Since the new system will only apply to new drugs hitting the market, Ontario is unlikely to see higher prices for at least a decade. But Mr. Hoskins said the government is moving now to make sure Ottawa makes up the difference when prices rise.
“They’ve committed to compensating provinces and territories that see increased cost in regards to purchases of drugs due to the changes,” he said. “The potential impact, because it’s only in regards to new licenses, won’t be seen likely for 10 years.”
CETA would also more than double the quota of cheese imported from the European Union, which could take a bite out of Ontario dairies’ market share. Mr. Hoskins said Ottawa has assured Ontario it will pay compensation to the province’s cheese industry, and that it will set up a marketing campaign for local cheese.
Ontario also wants the higher quota to be phased in over the course of seven years.
The deal will also chip away at a trade barrier that currently protects Ontario wines and hard liquor, ultimately making European booze less expensive. Queen’s Park did not get any assurances that local vineyards and distilleries will be compensated.

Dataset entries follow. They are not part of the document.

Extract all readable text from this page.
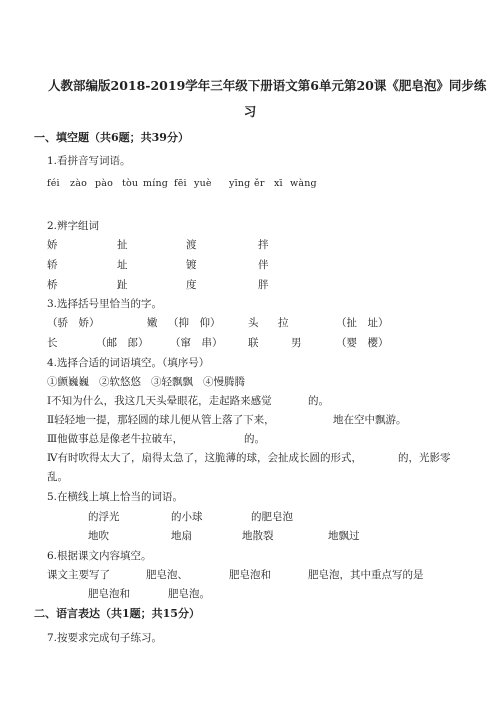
人教部编版2018-2019学年三年级下册语文第6单元第20课《肥皂泡》同步练
习
一、填空题（共6题；共39分）
1.看拼音写词语。
féi zào pào tòu míng fēi yuè yīng ěr xī wàng
2.辨字组词
娇	扯	渡	拌
轿	址	镀	伴
桥	趾	度	胖
3.选择括号里恰当的字。
（骄　娇）	嫩 （抑　仰）	头 拉	（扯　址）
长	（邮　郎） （窜　串） 联	男	（婴　樱）
4.选择合适的词语填空。（填序号）
①颤巍巍 ②软悠悠 ③轻飘飘 ④慢腾腾
Ⅰ不知为什么，我这几天头晕眼花，走起路来感觉	的。
Ⅱ轻轻地一提，那轻圆的球儿便从管上落了下来，	地在空中飘游。
Ⅲ他做事总是像老牛拉破车，	的。
Ⅳ有时吹得太大了，扇得太急了，这脆薄的球，会扯成长圆的形式，	的，光影零
乱。
5.在横线上填上恰当的词语。
的浮光	的小球	的肥皂泡
地吹	地扇	地散裂	地飘过
6.根据课文内容填空。
课文主要写了	肥皂泡、	肥皂泡和	肥皂泡，其中重点写的是
肥皂泡和	肥皂泡。
二、语言表达（共1题；共15分）
7.按要求完成句子练习。
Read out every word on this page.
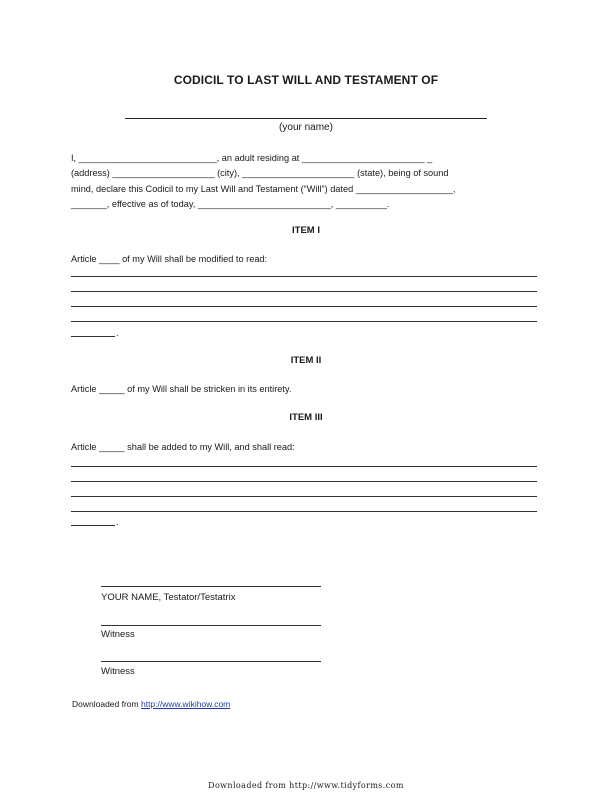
CODICIL TO LAST WILL AND TESTAMENT OF
(your name)
I, ___________________________, an adult residing at ________________________ _
(address) ____________________ (city), ______________________ (state), being of sound
mind, declare this Codicil to my Last Will and Testament (“Will”) dated ___________________,
_______, effective as of today, __________________________, __________.
ITEM I
Article ____ of my Will shall be modified to read:
.
ITEM II
Article _____ of my Will shall be stricken in its entirety.
ITEM III
Article _____ shall be added to my Will, and shall read:
.
YOUR NAME, Testator/Testatrix
Witness
Witness
Downloaded from http://www.wikihow.com
Downloaded from http://www.tidyforms.com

No other province has such a protectionist measure – a “cost-of-service” fee that forces producers of more expensive wines to pay more – and one government source suggested this may be why Ottawa did not agree to compensation on this point.
Mr. Hoskins said the provincial finance minister has requested a meeting with his federal counterpart to plead the case.
He touted the deal overall as a job-creation tool that would give Ontario companies a better shot at selling their products in Europe and scoring lucrative public contracts in the EU.
Asked if he was concerned that local firms will be hurt by European companies winning Ontario government contracts, Mr. Hoskins said this would not be a problem.
“Virtually every business organization, including our manufacturers and contractors, have come out and said this is an important deal that will lead to more growth within the various sectors,” he said. “The opportunity that’s going to exist with a level playing field for Canadian and Ontarian companies to win those contracts – I have no doubt they will win them.”
Progressive Conservative Opposition Leader Tim Hudak also cheered the deal.
“Yes, there are compensation mechanisms for the particular industries that are going to be impacted – but we got access to the biggest market in the world,” he said, adding that the deal would create “a lot more jobs. We should be doing more of this.”